Dynamics of spinor Bose-Einstein condensates close to spin-spatial resonances

TL;DR

This paper introduces a coupled-channel framework to analyze the complex dynamics of spinor Bose-Einstein condensates near spin-spatial resonances, highlighting the importance of beyond-Bogoliubov effects.

Contribution

The authors develop an efficient coupled-channel approach that captures long-time dynamics and resonance phenomena in spinor BECs, extending beyond standard Bogoliubov theory.

Findings

Resonant excitations classified into particle-hole and non-particle-hole types.

Beyond-quadratic-order terms are crucial near resonances for accurate dynamics.

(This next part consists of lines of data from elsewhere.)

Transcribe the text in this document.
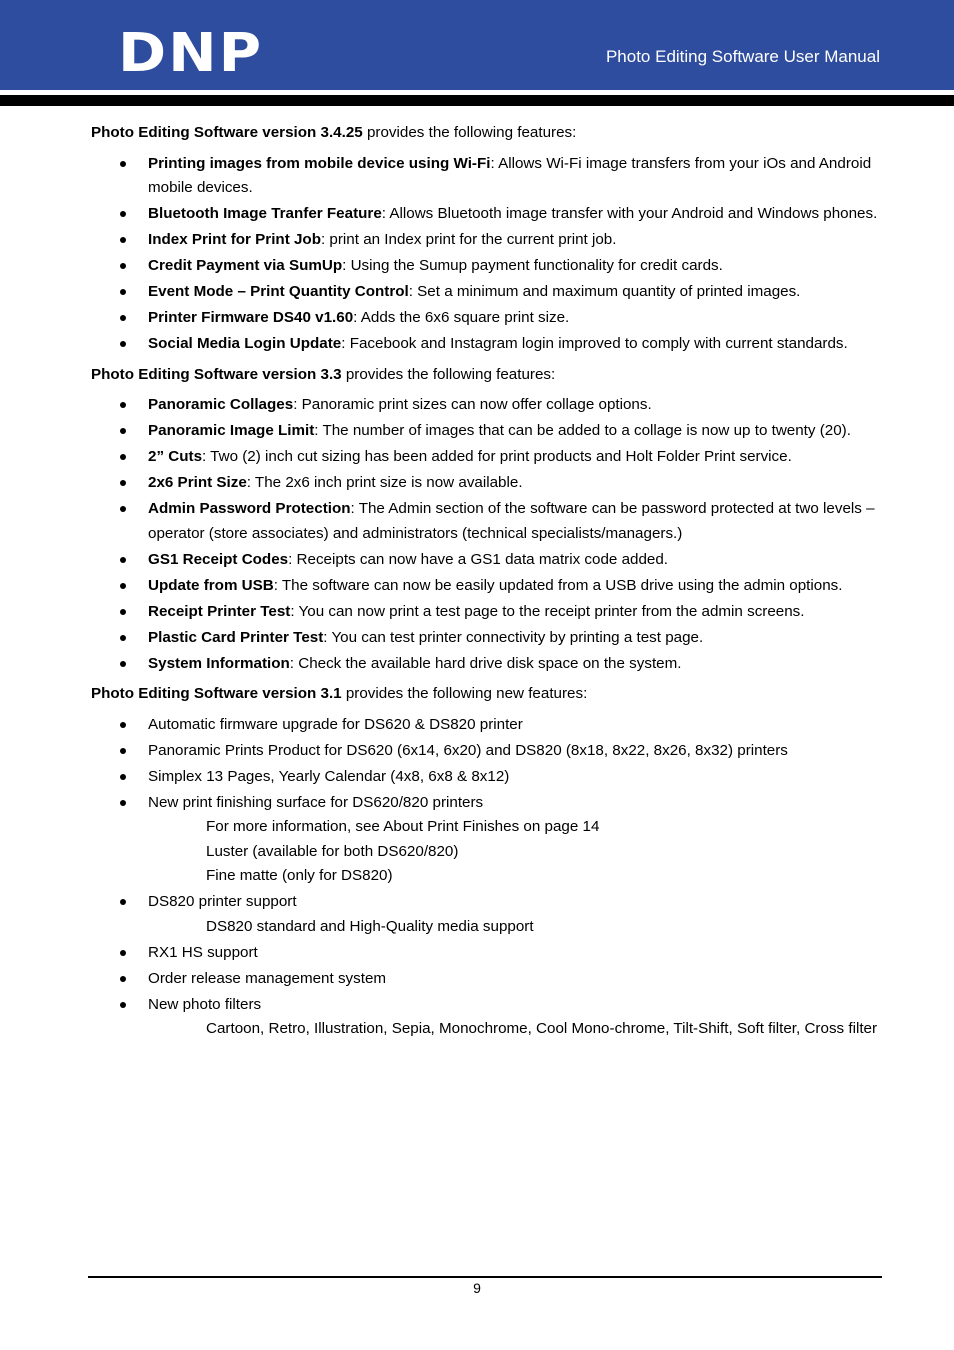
DNP	Photo Editing Software User Manual
Photo Editing Software version 3.4.25 provides the following features:
Printing images from mobile device using Wi-Fi: Allows Wi-Fi image transfers from your iOs and Android mobile devices.
Bluetooth Image Tranfer Feature: Allows Bluetooth image transfer with your Android and Windows phones.
Index Print for Print Job: print an Index print for the current print job.
Credit Payment via SumUp: Using the Sumup payment functionality for credit cards.
Event Mode – Print Quantity Control: Set a minimum and maximum quantity of printed images.
Printer Firmware DS40 v1.60: Adds the 6x6 square print size.
Social Media Login Update: Facebook and Instagram login improved to comply with current standards.
Photo Editing Software version 3.3 provides the following features:
Panoramic Collages: Panoramic print sizes can now offer collage options.
Panoramic Image Limit: The number of images that can be added to a collage is now up to twenty (20).
2” Cuts: Two (2) inch cut sizing has been added for print products and Holt Folder Print service.
2x6 Print Size: The 2x6 inch print size is now available.
Admin Password Protection: The Admin section of the software can be password protected at two levels – operator (store associates) and administrators (technical specialists/managers.)
GS1 Receipt Codes: Receipts can now have a GS1 data matrix code added.
Update from USB: The software can now be easily updated from a USB drive using the admin options.
Receipt Printer Test: You can now print a test page to the receipt printer from the admin screens.
Plastic Card Printer Test: You can test printer connectivity by printing a test page.
System Information: Check the available hard drive disk space on the system.
Photo Editing Software version 3.1 provides the following new features:
Automatic firmware upgrade for DS620 & DS820 printer
Panoramic Prints Product for DS620 (6x14, 6x20) and DS820 (8x18, 8x22, 8x26, 8x32) printers
Simplex 13 Pages, Yearly Calendar (4x8, 6x8 & 8x12)
New print finishing surface for DS620/820 printers
For more information, see About Print Finishes on page 14
Luster (available for both DS620/820)
Fine matte (only for DS820)
DS820 printer support
DS820 standard and High-Quality media support
RX1 HS support
Order release management system
New photo filters
Cartoon, Retro, Illustration, Sepia, Monochrome, Cool Mono-chrome, Tilt-Shift, Soft filter, Cross filter
9
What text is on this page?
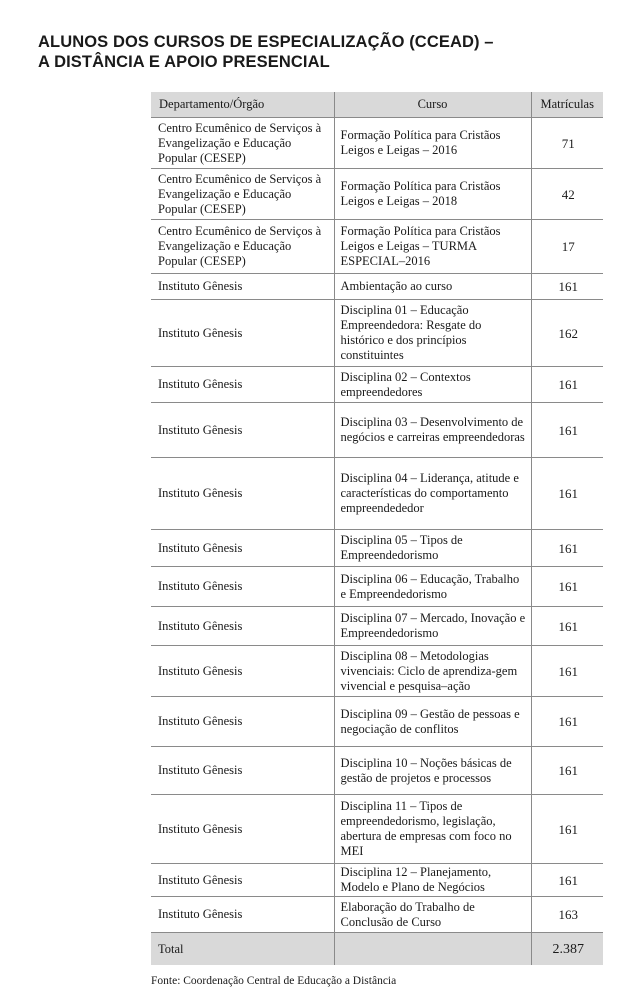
ALUNOS DOS CURSOS DE ESPECIALIZAÇÃO (CCEAD) –
A DISTÂNCIA E APOIO PRESENCIAL
Departamento/Órgão	Curso	Matrículas
Centro Ecumênico de Serviços à Evangelização e Educação Popular (CESEP)	Formação Política para Cristãos Leigos e Leigas – 2016	71
Centro Ecumênico de Serviços à Evangelização e Educação Popular (CESEP)	Formação Política para Cristãos Leigos e Leigas – 2018	42
Centro Ecumênico de Serviços à Evangelização e Educação Popular (CESEP)	Formação Política para Cristãos Leigos e Leigas – TURMA ESPECIAL–2016	17
Instituto Gênesis	Ambientação ao curso	161
Instituto Gênesis	Disciplina 01 – Educação Empreendedora: Resgate do histórico e dos princípios constituintes	162
Instituto Gênesis	Disciplina 02 – Contextos empreendedores	161
Instituto Gênesis	Disciplina 03 – Desenvolvimento de negócios e carreiras empreendedoras	161
Instituto Gênesis	Disciplina 04 – Liderança, atitude e características do comportamento empreendededor	161
Instituto Gênesis	Disciplina 05 – Tipos de Empreendedorismo	161
Instituto Gênesis	Disciplina 06 – Educação, Trabalho e Empreendedorismo	161
Instituto Gênesis	Disciplina 07 – Mercado, Inovação e Empreendedorismo	161
Instituto Gênesis	Disciplina 08 – Metodologias vivenciais: Ciclo de aprendiza-gem vivencial e pesquisa–ação	161
Instituto Gênesis	Disciplina 09 – Gestão de pessoas e negociação de conflitos	161
Instituto Gênesis	Disciplina 10 – Noções básicas de gestão de projetos e processos	161
Instituto Gênesis	Disciplina 11 – Tipos de empreendedorismo, legislação, abertura de empresas com foco no MEI	161
Instituto Gênesis	Disciplina 12 – Planejamento, Modelo e Plano de Negócios	161
Instituto Gênesis	Elaboração do Trabalho de Conclusão de Curso	163
Total		2.387
Fonte: Coordenação Central de Educação a Distância
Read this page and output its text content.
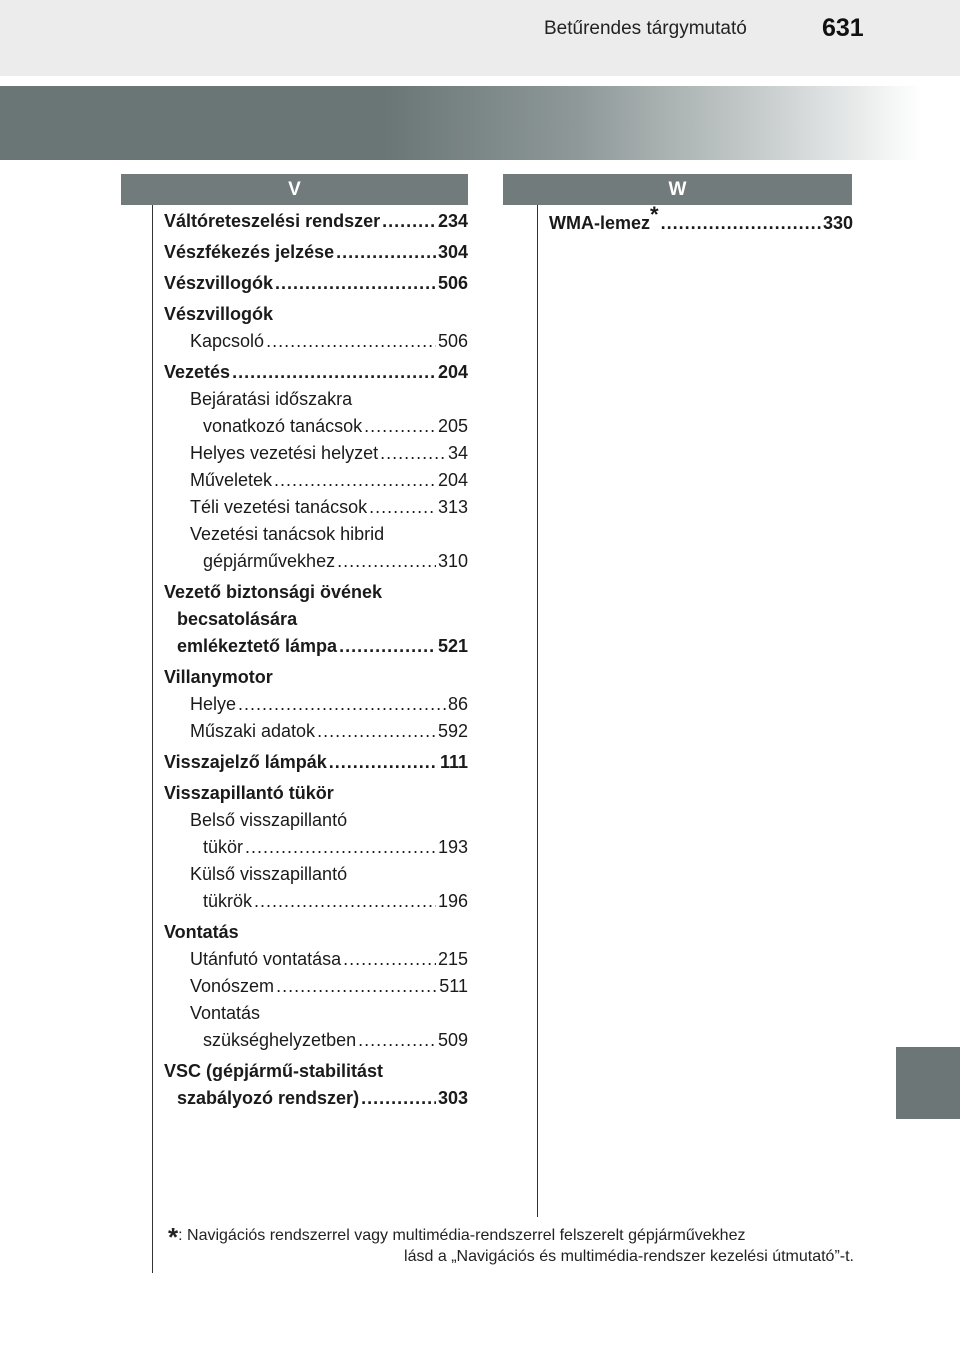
Betűrendes tárgymutató	631
V	W
Váltóreteszelési rendszer .....	234
Vészfékezés jelzése .....	304
Vészvillogók .....	506
Vészvillogók
Kapcsoló .....	506
Vezetés .....	204
Bejáratási időszakra
vonatkozó tanácsok .....	205
Helyes vezetési helyzet .....	34
Műveletek .....	204
Téli vezetési tanácsok .....	313
Vezetési tanácsok hibrid
gépjárművekhez .....	310
Vezető biztonsági övének
becsatolására
emlékeztető lámpa .....	521
Villanymotor
Helye .....	86
Műszaki adatok .....	592
Visszajelző lámpák .....	111
Visszapillantó tükör
Belső visszapillantó
tükör .....	193
Külső visszapillantó
tükrök .....	196
Vontatás
Utánfutó vontatása .....	215
Vonószem .....	511
Vontatás
szükséghelyzetben .....	509
VSC (gépjármű-stabilitást
szabályozó rendszer) .....	303
WMA-lemez * .....	330
*: Navigációs rendszerrel vagy multimédia-rendszerrel felszerelt gépjárművekhez
lásd a „Navigációs és multimédia-rendszer kezelési útmutató”-t.
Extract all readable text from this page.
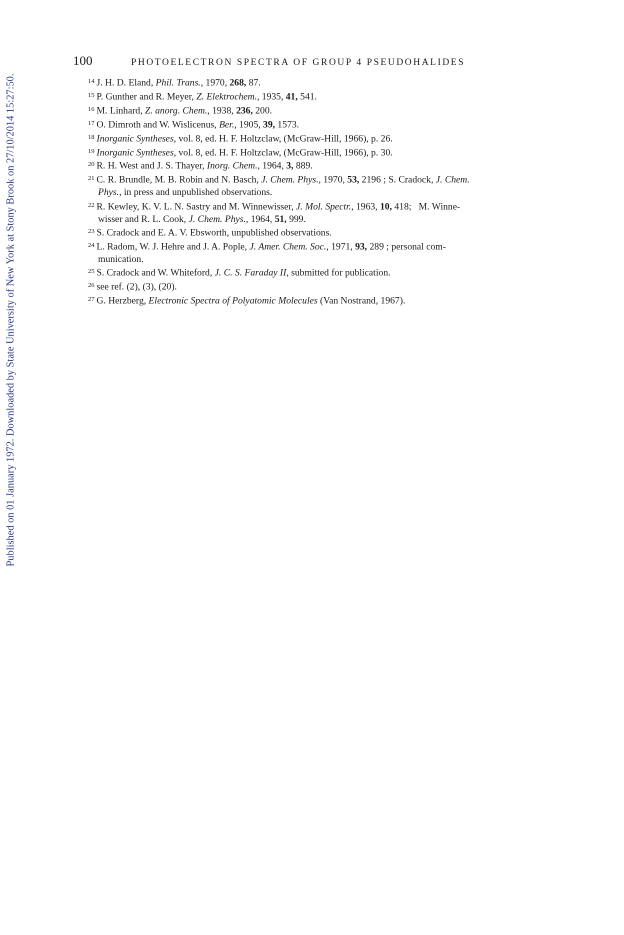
Published on 01 January 1972. Downloaded by State University of New York at Stony Brook on 27/10/2014 15:27:50.
100	PHOTOELECTRON SPECTRA OF GROUP 4 PSEUDOHALIDES
$^{14}$ J. H. D. Eland, Phil. Trans., 1970, 268, 87.
$^{15}$ P. Gunther and R. Meyer, Z. Elektrochem., 1935, 41, 541.
$^{16}$ M. Linhard, Z. anorg. Chem., 1938, 236, 200.
$^{17}$ O. Dimroth and W. Wislicenus, Ber., 1905, 39, 1573.
$^{18}$ Inorganic Syntheses, vol. 8, ed. H. F. Holtzclaw, (McGraw-Hill, 1966), p. 26.
$^{19}$ Inorganic Syntheses, vol. 8, ed. H. F. Holtzclaw, (McGraw-Hill, 1966), p. 30.
$^{20}$ R. H. West and J. S. Thayer, Inorg. Chem., 1964, 3, 889.
$^{21}$ C. R. Brundle, M. B. Robin and N. Basch, J. Chem. Phys., 1970, 53, 2196 ; S. Cradock, J. Chem.
Phys., in press and unpublished observations.
$^{22}$ R. Kewley, K. V. L. N. Sastry and M. Winnewisser, J. Mol. Spectr., 1963, 10, 418;   M. Winne-
wisser and R. L. Cook, J. Chem. Phys., 1964, 51, 999.
$^{23}$ S. Cradock and E. A. V. Ebsworth, unpublished observations.
$^{24}$ L. Radom, W. J. Hehre and J. A. Pople, J. Amer. Chem. Soc., 1971, 93, 289 ; personal com-
munication.
$^{25}$ S. Cradock and W. Whiteford, J. C. S. Faraday II, submitted for publication.
$^{26}$ see ref. (2), (3), (20).
$^{27}$ G. Herzberg, Electronic Spectra of Polyatomic Molecules (Van Nostrand, 1967).
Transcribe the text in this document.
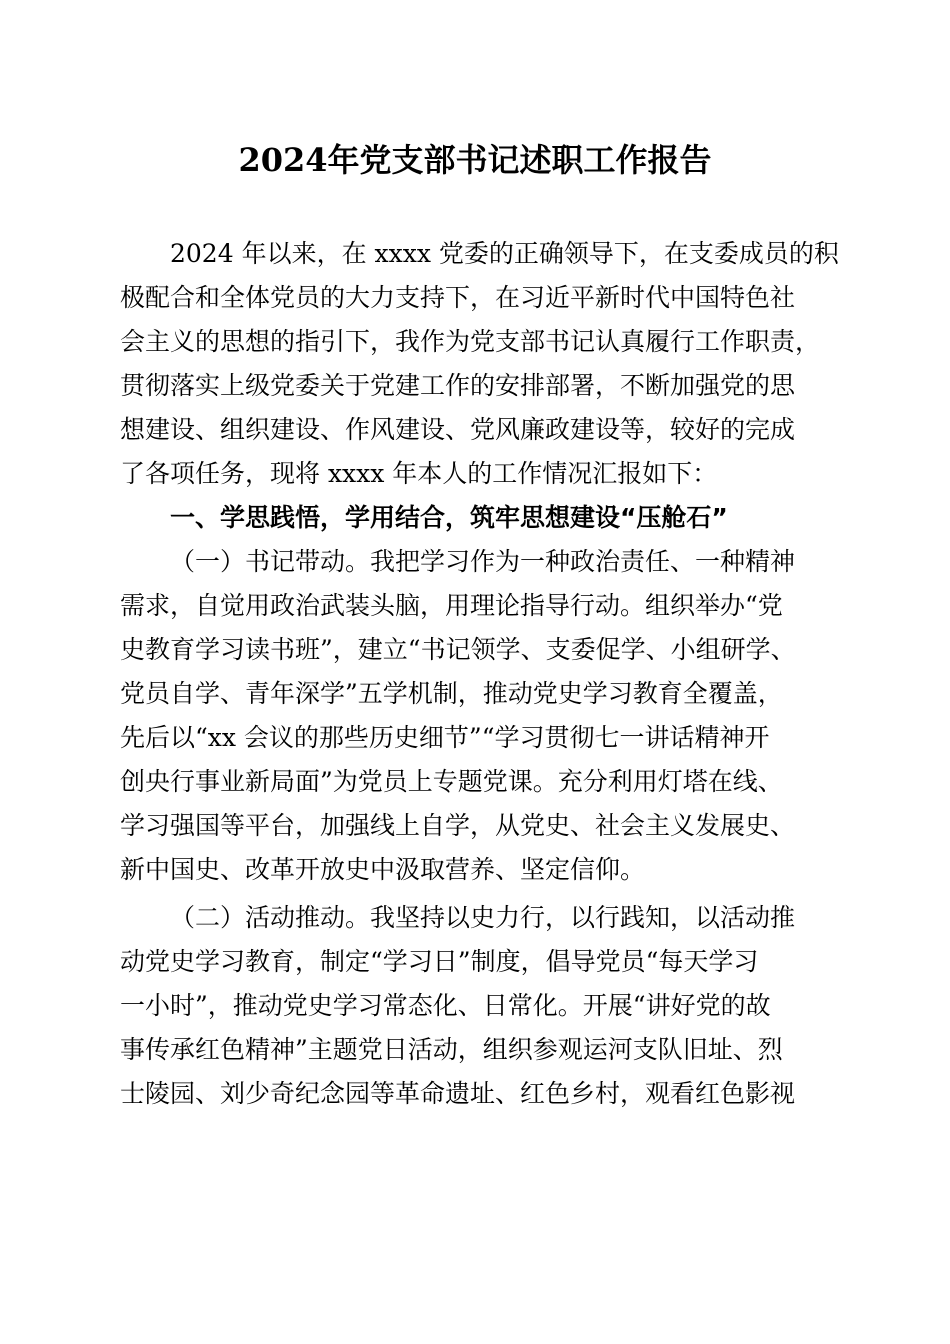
2024年党支部书记述职工作报告
2024 年以来，在 xxxx 党委的正确领导下，在支委成员的积
极配合和全体党员的大力支持下，在习近平新时代中国特色社
会主义的思想的指引下，我作为党支部书记认真履行工作职责，
贯彻落实上级党委关于党建工作的安排部署，不断加强党的思
想建设、组织建设、作风建设、党风廉政建设等，较好的完成
了各项任务，现将 xxxx 年本人的工作情况汇报如下：
一、学思践悟，学用结合，筑牢思想建设“压舱石”
（一）书记带动。我把学习作为一种政治责任、一种精神
需求，自觉用政治武装头脑，用理论指导行动。组织举办“党
史教育学习读书班”，建立“书记领学、支委促学、小组研学、
党员自学、青年深学”五学机制，推动党史学习教育全覆盖，
先后以“xx 会议的那些历史细节”“学习贯彻七一讲话精神开
创央行事业新局面”为党员上专题党课。充分利用灯塔在线、
学习强国等平台，加强线上自学，从党史、社会主义发展史、
新中国史、改革开放史中汲取营养、坚定信仰。
（二）活动推动。我坚持以史力行，以行践知，以活动推
动党史学习教育，制定“学习日”制度，倡导党员“每天学习
一小时”，推动党史学习常态化、日常化。开展“讲好党的故
事传承红色精神”主题党日活动，组织参观运河支队旧址、烈
士陵园、刘少奇纪念园等革命遗址、红色乡村，观看红色影视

Framework benchmarks well against 1D Gross-Pitaevskii simulations.

Abstract

We develop a coupled-channel framework to describe the dynamics of spinor Bose-Einstein condensates (BECs), with particular emphasis on the behavior near resonances between spin dynamics and spatial excitations. Taking advantage of the disparity between the spin-dependent and spin-independent scattering lengths in typical spinor BECs, the Bogoliubov modes of the spin-independent part of the full system Hamiltonian provide an efficient set of basis functions for describing the system dynamics in a coupled-channel framework. For quadratic Zeeman shifts far from any resonance, the system can be described by a single spatial wavefunction during the spin dynamics, i.e., the so-called single-mode approximation holds. By tuning the quadratic Zeeman shift, we find resonant excitations of the Bogoliubov modes, which can be classified into two categories: those with particle-hole correlations and those without particle-hole correlations. We show that the beyond-quadratic-order terms that are neglected in standard Bogoliubov theories become increasingly important for capturing the long-time dynamics of the system near resonances. The coupled-channel framework is benchmarked against results from 1D Gross-Pitaevskii equation simulations. The framework developed in this work not only provides a numerically efficient tool for describing spinor BEC dynamics governed by different length scales, but also provides a clean physical interpretation of resonance phenomena in spinor BECs. Applications of this approach to other systems and extensions to the beyond-mean-field regime are also discussed.